Da Spiders' nächste Etappe mit Namen "Greedfall" vor der Tür steht und das Spiel mein Interesse geweckt hat, wollte ich das Studio näher kennenlernen... mit "The Technomancer". Die angesprochenen Defizite hinsichtlich der Animationen von Gestik und Mimik kann ich hier und da nachvollziehen, diese sind im besten Fall durchschnitt, sahen bzw. sehen anno 2019 in einigen AAA-RPG-Spielen (stellenweise) ähnlich oder gar schlechter aus. Zu einigen Kritikpunkten bezüglich dem Art-Style muss ich hinzufügen, dass diese sehr subjektiv sind. Ich für meinen Teil hab in Technomancer einen Narren an diesen schmutzig-metallenen Rüstungen á la Blade Runner gefressen: Jedes Rüstungsteil und jede Waffe schreit nur so nach Zweckmäßigkeit und passt, aufgrund der begrenzten Rohstoffe auf dem Mars welche in The Technomancer Erwähnung finden, hervorragend in dieses, von Minimalismus geprägte, Cyberpunk-Szenario hinein. Stilistisch orientiert sich The Technomancer am Cyperpunk der 80er bzw. 90er Jahre und zeichnet eine entsprechend dystopische Welt mit Extremen. Aus rein immersiver Sicht gelingt dies wie ich finde sehr gut. Kein anderes RPG Spiel hat bisher in mir den klassischen Bioware-Flare der 00er Jahre geweckt wie "The Technomancer". Wer Mass Effects Rollenspiel und die damit verbundene Entscheidungsfreiheit gemocht hat, wird The Technomancer lieben, denn hier haben die Entscheidungen ein Stück weit mehr Gewicht und sind viel unmittelbarer/direkter mit viel extremeren Konsequenzen.
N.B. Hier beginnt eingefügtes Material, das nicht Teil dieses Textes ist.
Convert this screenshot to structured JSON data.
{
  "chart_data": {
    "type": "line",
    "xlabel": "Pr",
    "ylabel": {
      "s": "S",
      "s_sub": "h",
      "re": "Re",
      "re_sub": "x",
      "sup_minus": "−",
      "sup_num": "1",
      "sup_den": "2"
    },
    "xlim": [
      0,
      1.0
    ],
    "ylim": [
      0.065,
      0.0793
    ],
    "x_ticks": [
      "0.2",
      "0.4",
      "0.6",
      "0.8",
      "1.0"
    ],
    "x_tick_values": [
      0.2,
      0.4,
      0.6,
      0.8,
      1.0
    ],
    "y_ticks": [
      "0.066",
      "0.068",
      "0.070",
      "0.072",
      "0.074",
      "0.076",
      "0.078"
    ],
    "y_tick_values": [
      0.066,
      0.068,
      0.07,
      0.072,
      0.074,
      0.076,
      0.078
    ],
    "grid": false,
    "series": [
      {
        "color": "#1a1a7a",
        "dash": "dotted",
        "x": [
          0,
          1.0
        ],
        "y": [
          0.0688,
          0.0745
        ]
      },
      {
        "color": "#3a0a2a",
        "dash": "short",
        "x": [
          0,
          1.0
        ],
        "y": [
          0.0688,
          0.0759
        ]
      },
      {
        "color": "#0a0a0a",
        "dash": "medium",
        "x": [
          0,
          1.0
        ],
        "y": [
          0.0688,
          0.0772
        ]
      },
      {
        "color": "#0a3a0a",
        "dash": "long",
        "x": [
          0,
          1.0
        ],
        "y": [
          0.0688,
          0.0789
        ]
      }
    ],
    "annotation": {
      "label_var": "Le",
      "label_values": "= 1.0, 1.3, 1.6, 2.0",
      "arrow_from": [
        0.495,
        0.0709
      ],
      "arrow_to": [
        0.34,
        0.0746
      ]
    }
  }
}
Das Spiel ist kein Meisterwerk aber es bietet unter der rauen Oberfläche ein individuelles Spielerlebnis welches sehr einzigartig ist und sich vom breiten Mainstream der Gegenwart, aber auch von den standard Indie-RPGs abhebt.

Wertungstechnisch wäre es bei mir im Bereich zwischen 70-75% anzuordnen, zumal es definitiv eine Steigerung zu den vorherigen zwei Spielen des selben Studios sind. Als Riesenfan des Cyberpunk der 80er- und 90er Jahre würde meine subjektive Wertung eventuell leicht höher ausfallen.